A dissertation released Tuesday from the University of Eastern Finland brings to light a new type of threat. While it doesn’t explore ad fraud, malware and fraudulent purchases, it does analyze how skillful voice impersonators can fool state-of-the-art speaker recognition systems, as these systems generally aren’t efficient, yet, in recognizing voice modifications and inflections in the human voice, writes Rosa Gonzalez Hautamaki.
The dissertation, titled Human-Induced Voice Modification and Speaker Recognition, analyzes how to incorporate fundamental frequency (F0) information into the technology. The technology marks “syllable structure and word boundaries” to identify the person speaking.
The study analyzed speech from two professional impersonators who mimicked eight Finnish public figures. It also included speech from 60 Finnish speakers who participated in two recording sessions. The speakers were asked to modify their voices to fake their age, attempting to sound like an old person and like a child.
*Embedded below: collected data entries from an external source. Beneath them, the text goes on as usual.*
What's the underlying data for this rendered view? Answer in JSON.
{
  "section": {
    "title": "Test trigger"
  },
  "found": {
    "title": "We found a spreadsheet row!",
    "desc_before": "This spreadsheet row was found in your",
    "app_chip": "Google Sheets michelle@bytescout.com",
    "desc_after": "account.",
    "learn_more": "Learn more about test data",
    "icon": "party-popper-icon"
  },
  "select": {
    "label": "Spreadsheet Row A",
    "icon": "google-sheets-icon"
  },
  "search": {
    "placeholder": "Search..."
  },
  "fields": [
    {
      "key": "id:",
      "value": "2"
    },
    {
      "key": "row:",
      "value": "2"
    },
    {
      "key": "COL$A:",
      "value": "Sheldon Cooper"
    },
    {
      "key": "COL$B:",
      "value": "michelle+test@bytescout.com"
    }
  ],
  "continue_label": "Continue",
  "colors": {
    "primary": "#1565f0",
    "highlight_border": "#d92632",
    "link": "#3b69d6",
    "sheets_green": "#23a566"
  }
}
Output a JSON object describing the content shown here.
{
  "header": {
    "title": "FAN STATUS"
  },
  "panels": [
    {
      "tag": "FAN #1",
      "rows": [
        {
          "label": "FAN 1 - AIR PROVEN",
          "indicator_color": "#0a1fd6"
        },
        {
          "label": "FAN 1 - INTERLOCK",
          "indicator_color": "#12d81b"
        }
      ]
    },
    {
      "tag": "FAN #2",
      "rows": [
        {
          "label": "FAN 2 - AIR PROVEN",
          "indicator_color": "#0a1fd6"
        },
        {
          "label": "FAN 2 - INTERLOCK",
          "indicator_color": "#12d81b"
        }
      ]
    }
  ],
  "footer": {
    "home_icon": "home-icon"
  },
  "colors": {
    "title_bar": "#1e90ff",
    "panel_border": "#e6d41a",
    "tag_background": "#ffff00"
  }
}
The study found that impersonators were able to fool automatic systems and listeners in mimicking some speakers. In the case of acted speech, a successful strategy for voice modification was to sound like a child, as both automatic systems’ and listeners’ performance degraded with this type of disguise.
In the paper, Hautamaki suggests that voice attacks against speaker recognition can be done using technology such as voice conversion, speech synthesis and replay attacks. It turns out that voice modifications produced by a human disguising their voice or impersonations cannot be easily detected. She makes note that the scientific community has been working to develop techniques against technically generated attacks though voice systems, but whether the systems are successful depends on the technology.